Ereni Muller, 47 anos, moradora do bairro Marechal Floriano
"Moro no bairro São Caetano, mas trago meu filho sempre aqui porque na Central demora muito. Aqui na UPA Zona Norte o atendimento é mais rápido, geralmente tem dois pediatras, e ele é bem atendido. Já teve vezes em que vim e tinha um só, mas mesmo assim, ele foi atendido mais rápido do que na outra." Mônica Cristina Tomassi, 38 anos, mãe do Arthur Gabriel dos Santos, de um ano e oito meses
Relembre como a UCS assumiu a gestão da UPA
A gestão da UCS na UPA Zona Norte começou em 1º de julho, mas a procura pela parceria já era trabalhada desde o início do governo do ex-prefeito Flávio Cassina (PTB), no início de 2020, devido a problemas com o IGH.
Antes mesmo de a Fucs assumir a gestão, o Ministério Público Federal (MPF) expediu uma recomendação para que a prefeitura de Caxias do Sul abrisse um edital de licitação, ao invés de firmar convênio. O município seguiu adiante e solicitou autorização ao município para que a Fucs assumisse a gestão. No primeiro momento, foi negada a decisão antecipatória pela Justiça, e também ficou decidido que a regularidade seria analisada na sentença, após a produção das provas.
Em maio de 2022, foi publicada a sentença em primeiro grau de uma ação civil pública ajuizada pelo Ministério Público Federal (MPF) contra o município e a União. O governo federal foi incluído como réu na ação pelo MPF porque o fato de não ter sido feita licitação impediria o repasse de recursos complementares provenientes do Ministério da Saúde.
De acordo com a sentença expedida pela juíza federal Adriane Battisti, da 3ª Vara Federal de Caxias do Sul, caso o município não efetue de forma direta a gestão da UPA, o processo deve ser realizado a partir de uma licitação ou chamamento público para a contratação de uma empresa da área. O documento aponta a ilegalidade no processo de convênio da prefeitura com a Fundação Universidade de Caxias do Sul (FUCS) para a gestão da UPA Zona Norte. O município e a Fucs recorreram da decisão que ainda não transitou em julgado, ou seja, ainda está pendente a decisão de recurso no TRF4.

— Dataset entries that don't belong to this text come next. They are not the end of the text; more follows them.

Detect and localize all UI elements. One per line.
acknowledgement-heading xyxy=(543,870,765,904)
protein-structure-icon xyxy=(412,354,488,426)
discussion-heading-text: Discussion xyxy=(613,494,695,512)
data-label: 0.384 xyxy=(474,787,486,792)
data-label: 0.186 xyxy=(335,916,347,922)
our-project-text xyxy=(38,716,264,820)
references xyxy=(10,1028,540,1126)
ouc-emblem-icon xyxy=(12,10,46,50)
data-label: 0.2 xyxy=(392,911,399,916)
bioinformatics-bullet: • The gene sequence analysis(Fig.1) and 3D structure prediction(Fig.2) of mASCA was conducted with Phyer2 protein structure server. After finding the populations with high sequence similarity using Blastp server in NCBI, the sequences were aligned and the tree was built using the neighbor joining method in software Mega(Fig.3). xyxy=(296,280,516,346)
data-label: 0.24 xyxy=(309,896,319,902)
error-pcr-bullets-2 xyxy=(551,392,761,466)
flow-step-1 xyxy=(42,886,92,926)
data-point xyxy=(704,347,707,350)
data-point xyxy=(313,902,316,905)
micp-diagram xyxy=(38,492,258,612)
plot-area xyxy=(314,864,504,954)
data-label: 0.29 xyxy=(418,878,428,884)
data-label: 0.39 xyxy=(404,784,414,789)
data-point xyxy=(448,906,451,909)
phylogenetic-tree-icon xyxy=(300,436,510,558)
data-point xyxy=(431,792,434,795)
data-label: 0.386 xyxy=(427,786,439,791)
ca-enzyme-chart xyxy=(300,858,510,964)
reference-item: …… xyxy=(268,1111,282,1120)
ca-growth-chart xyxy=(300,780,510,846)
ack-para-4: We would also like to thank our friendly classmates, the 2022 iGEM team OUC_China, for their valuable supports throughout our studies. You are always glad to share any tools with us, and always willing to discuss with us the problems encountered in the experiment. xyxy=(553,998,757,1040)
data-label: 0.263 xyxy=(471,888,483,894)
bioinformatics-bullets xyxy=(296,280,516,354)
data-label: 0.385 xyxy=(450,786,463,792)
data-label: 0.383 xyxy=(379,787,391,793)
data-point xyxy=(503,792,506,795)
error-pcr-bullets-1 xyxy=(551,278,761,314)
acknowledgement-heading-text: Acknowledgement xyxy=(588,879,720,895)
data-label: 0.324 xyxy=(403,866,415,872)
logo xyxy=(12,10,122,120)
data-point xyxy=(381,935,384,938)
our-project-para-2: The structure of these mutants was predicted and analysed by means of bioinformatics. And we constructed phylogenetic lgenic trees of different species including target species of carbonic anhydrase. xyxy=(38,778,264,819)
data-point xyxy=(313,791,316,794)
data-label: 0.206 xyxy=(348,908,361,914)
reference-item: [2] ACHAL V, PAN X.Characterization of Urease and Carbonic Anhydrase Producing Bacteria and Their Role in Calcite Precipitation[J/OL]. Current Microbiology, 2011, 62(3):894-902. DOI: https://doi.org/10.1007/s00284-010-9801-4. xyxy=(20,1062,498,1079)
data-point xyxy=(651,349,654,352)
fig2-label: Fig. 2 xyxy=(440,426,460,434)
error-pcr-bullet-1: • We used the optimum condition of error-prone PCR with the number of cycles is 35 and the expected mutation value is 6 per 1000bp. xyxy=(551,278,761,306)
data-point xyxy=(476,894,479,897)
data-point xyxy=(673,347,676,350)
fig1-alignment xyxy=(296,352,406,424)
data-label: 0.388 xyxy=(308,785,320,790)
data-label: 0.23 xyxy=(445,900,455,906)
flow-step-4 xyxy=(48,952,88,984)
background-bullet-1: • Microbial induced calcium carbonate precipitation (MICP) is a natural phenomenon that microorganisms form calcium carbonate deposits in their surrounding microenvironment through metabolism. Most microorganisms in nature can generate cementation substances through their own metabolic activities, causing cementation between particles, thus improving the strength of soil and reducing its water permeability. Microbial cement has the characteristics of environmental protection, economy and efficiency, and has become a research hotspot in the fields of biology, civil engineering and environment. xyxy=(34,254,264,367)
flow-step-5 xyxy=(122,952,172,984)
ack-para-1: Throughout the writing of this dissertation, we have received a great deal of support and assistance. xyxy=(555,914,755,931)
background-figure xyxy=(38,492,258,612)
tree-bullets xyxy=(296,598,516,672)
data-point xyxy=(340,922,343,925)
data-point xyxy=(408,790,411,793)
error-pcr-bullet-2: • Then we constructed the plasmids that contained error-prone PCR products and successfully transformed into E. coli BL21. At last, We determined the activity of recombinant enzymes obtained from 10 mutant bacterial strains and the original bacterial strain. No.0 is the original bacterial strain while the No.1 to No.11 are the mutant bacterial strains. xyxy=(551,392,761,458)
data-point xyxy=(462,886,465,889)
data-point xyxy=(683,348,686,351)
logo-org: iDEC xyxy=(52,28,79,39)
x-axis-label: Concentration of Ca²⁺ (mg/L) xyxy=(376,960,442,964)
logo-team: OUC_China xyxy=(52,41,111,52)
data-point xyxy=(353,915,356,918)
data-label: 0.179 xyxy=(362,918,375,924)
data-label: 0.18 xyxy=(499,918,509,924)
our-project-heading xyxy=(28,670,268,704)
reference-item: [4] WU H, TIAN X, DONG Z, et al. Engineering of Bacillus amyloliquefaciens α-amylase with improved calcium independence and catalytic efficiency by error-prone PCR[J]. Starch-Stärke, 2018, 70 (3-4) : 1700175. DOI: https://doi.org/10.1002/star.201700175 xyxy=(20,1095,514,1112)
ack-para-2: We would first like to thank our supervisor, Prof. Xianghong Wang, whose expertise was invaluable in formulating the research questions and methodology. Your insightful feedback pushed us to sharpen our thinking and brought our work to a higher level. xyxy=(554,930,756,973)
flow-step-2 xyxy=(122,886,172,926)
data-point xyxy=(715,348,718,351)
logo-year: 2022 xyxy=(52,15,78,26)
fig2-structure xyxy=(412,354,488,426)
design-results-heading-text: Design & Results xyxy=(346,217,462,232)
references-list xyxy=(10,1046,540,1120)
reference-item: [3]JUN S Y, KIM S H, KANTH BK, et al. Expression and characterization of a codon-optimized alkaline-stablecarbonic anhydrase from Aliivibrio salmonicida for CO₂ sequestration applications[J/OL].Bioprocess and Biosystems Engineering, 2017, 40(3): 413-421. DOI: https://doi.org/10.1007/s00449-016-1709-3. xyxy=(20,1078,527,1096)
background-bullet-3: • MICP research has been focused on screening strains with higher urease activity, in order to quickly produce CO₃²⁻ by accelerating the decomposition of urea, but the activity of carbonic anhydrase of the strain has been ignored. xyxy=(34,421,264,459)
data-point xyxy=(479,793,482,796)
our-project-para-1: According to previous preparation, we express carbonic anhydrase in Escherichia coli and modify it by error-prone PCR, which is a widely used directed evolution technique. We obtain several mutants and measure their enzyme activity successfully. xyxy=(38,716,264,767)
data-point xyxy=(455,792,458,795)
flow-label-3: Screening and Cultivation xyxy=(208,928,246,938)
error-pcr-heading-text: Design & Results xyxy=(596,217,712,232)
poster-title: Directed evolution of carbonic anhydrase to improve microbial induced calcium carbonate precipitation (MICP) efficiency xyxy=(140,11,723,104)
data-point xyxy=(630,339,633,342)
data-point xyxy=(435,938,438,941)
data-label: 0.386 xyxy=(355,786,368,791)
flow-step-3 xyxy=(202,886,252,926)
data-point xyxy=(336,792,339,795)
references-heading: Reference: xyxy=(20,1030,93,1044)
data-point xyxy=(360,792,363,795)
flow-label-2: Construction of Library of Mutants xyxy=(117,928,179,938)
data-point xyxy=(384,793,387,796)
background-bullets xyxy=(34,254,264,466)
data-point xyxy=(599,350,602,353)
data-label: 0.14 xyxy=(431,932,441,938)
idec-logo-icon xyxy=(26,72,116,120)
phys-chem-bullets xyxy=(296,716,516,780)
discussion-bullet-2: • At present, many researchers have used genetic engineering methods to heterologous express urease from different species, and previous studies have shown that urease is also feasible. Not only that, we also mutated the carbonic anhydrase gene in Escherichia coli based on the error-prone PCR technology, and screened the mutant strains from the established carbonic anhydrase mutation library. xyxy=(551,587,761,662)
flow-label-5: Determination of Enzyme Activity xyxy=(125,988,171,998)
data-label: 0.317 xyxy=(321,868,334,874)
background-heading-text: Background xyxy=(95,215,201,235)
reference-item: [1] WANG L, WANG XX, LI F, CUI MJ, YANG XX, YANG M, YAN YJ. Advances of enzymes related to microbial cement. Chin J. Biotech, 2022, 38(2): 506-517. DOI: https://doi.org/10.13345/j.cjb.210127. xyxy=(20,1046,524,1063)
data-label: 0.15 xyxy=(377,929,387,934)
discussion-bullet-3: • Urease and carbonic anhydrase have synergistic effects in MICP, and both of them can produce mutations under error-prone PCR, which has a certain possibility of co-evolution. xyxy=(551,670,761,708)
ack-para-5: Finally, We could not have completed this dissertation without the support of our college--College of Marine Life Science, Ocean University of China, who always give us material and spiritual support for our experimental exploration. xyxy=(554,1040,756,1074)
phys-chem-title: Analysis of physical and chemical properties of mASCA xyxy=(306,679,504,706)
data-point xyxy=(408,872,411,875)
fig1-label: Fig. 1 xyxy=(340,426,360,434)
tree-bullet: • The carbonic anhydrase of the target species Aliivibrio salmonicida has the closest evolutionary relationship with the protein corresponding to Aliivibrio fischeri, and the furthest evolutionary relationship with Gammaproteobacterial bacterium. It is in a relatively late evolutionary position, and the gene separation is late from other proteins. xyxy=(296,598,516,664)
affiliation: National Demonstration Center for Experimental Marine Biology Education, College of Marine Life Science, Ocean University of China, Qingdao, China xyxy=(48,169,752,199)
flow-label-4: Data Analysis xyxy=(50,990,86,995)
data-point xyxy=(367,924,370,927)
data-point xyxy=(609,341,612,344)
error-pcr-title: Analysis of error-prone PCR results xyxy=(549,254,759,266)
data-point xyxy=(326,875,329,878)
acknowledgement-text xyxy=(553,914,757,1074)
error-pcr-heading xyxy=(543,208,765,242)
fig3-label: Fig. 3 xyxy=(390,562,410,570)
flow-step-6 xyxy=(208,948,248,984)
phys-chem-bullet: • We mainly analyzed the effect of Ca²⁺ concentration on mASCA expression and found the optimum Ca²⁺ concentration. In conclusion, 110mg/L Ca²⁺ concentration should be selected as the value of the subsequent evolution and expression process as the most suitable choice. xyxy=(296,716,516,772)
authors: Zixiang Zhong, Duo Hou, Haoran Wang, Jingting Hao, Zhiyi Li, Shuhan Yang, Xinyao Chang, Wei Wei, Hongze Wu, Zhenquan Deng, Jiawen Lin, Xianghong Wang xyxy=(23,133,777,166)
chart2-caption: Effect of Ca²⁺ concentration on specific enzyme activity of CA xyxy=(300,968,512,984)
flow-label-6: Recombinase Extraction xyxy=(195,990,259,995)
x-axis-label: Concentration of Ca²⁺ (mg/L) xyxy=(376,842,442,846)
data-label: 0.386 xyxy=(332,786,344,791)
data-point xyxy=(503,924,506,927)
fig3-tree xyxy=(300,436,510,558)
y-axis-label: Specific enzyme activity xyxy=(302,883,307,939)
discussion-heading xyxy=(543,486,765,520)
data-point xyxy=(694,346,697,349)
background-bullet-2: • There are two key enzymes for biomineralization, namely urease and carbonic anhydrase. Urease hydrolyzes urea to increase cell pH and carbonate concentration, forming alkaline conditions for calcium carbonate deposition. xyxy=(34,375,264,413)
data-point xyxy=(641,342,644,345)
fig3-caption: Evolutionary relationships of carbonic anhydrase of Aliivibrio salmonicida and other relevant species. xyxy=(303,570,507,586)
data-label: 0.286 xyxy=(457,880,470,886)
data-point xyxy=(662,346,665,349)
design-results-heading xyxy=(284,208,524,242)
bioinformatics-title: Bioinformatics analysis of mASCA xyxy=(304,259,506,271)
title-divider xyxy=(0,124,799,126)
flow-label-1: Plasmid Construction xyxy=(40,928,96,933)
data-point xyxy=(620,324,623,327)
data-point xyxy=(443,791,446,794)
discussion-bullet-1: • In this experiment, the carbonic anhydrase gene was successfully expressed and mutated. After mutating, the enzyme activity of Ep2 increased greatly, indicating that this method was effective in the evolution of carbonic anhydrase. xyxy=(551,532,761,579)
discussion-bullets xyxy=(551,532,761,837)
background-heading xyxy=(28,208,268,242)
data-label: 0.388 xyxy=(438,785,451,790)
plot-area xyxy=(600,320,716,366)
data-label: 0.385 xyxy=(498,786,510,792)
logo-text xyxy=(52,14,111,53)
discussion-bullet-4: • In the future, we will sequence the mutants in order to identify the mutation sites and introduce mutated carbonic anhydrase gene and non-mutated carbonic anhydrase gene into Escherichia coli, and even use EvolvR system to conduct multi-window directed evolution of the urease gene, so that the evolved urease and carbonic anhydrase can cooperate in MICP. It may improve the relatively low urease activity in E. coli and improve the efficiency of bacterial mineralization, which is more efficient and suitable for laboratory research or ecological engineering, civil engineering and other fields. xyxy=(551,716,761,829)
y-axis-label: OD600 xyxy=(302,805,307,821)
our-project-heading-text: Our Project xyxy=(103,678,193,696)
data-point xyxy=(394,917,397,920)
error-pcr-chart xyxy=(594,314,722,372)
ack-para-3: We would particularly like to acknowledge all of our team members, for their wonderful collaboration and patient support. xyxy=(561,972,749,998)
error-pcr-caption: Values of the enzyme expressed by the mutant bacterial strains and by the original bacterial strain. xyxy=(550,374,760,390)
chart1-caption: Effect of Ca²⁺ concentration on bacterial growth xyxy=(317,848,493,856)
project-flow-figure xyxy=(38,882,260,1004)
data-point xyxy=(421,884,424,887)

A UCS aponta que essa questão do convênio está sendo tratada pelo jurídico da instituição. Já o procurador-geral do município, Adriano Tacca, afirma que o município utilizou como base para a contratação o disposto no Art. 116 da Lei 8.666/1993, que institui normas para licitações e contratos da administração pública. A regra, por exemplo diz que assinado o convênio, a entidade ou órgão repassador dará ciência da decisão à Assembleia Legislativa ou à Câmara Municipal respectiva. No caso de Caxias, o convênio entre prefeitura e Fucs foi aprovado pelo Legislativo.
A administração municipal defende a legalidade da contratação. Destaca ainda que o modeloé igual ao que foi firmado entre o governo do Estado e a Fucs para a administração do Hospital Geral, o qual está vigente a 24 anos.